SAINT JAMES THE LESSER (c. 5-62). He is so called to distinguish him from James the Elder, brother of Saint John the Evangelist and martyred around 44. From the New Testament we learn that he was the son of Alphaeus, father also of another apostle, St Judas Thaddeus. The historian Hegesippus (c. 110-180) reports that Alphaeus was the brother of Saint Joseph and therefore James was a cousin of Jesus: in this sense Paul calls him “brother of the Lord” (Gal 1:19; see also Mt 13:55 and Acts 12:17), according to an expression often present in the Old Testament to indicate close relatives. On the basis of the traditional Catholic interpretation - corroborated by the comparison between the Holy Scriptures and the texts of some ancient authors such as the already mentioned Hegesippus and Flavius Josephus (c. 37-100) - James the Lesser and James the Just, first bishop of Jerusalem, are the same person.
James played a very important role in the early Church, so much so that Paul pointed him out among “the pillars” together with Peter and John (Gal 2:9). At the Council of Jerusalem, held around 50 to resolve the dispute over circumcision, he made an important contribution in support of Peter's speech. He quoted the prophet Amos to overcome the resistance of the Jews and proposed a solution for the converted Gentiles (Acts 15:7-21). He is also responsible for the Letter of James, where he exhorts the faithful to ask God for true wisdom and stresses the need for good works alongside faith: “What good is it, my brethren, if one says he has faith, but has no works?”.
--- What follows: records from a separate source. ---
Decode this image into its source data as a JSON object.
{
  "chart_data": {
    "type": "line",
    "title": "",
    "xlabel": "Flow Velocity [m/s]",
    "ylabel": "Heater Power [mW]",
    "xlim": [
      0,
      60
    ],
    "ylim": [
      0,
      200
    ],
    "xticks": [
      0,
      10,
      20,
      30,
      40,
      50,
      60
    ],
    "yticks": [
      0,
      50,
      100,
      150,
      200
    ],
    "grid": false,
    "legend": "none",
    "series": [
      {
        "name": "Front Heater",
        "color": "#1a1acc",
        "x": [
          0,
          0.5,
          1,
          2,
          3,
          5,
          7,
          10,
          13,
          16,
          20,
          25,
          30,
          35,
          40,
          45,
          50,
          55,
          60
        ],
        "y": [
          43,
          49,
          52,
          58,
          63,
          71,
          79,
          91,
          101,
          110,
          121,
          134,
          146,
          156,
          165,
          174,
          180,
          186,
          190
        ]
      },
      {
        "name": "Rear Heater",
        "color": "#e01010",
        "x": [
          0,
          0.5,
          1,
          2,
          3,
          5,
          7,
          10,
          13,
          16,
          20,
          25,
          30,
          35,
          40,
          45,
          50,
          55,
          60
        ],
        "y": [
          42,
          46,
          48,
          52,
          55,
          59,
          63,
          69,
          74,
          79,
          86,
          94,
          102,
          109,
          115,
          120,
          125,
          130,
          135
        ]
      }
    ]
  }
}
He suffered martyrdom in 62. The scribes and Pharisees asked him to deny Jesus from the pinnacle of the Temple so that he could be heard by all. But James, according to Hegesippus' extensive account (reported in the Church History by Eusebius of Caesarea), said: “Why do you question me about the Son of Man? He sits in heaven at the right hand of the Most High and will come on the clouds of heaven”. Many believed his words. Then the scribes and the Pharisees threw him off the pinnacle, crying, “Oh! Even the Just One was wrong”.
Because James was still alive, he was stoned and finally struck on the head with a stick, while he asked God to forgive his executioners. The sensation produced by the martyrdom was such that several Jews came to attribute the subsequent siege of Jerusalem and the destruction of the Temple (70 AD) to the injustice committed against the saint. In his Antiquities of the Jews, Flavius Josephus, a native of Jerusalem, wrote on the subject: “All this happened to the Jews to punish them for what they did to James the Just, who was a brother of Jesus, called the Christ, and was killed by the Jews despite the fact that he was just”.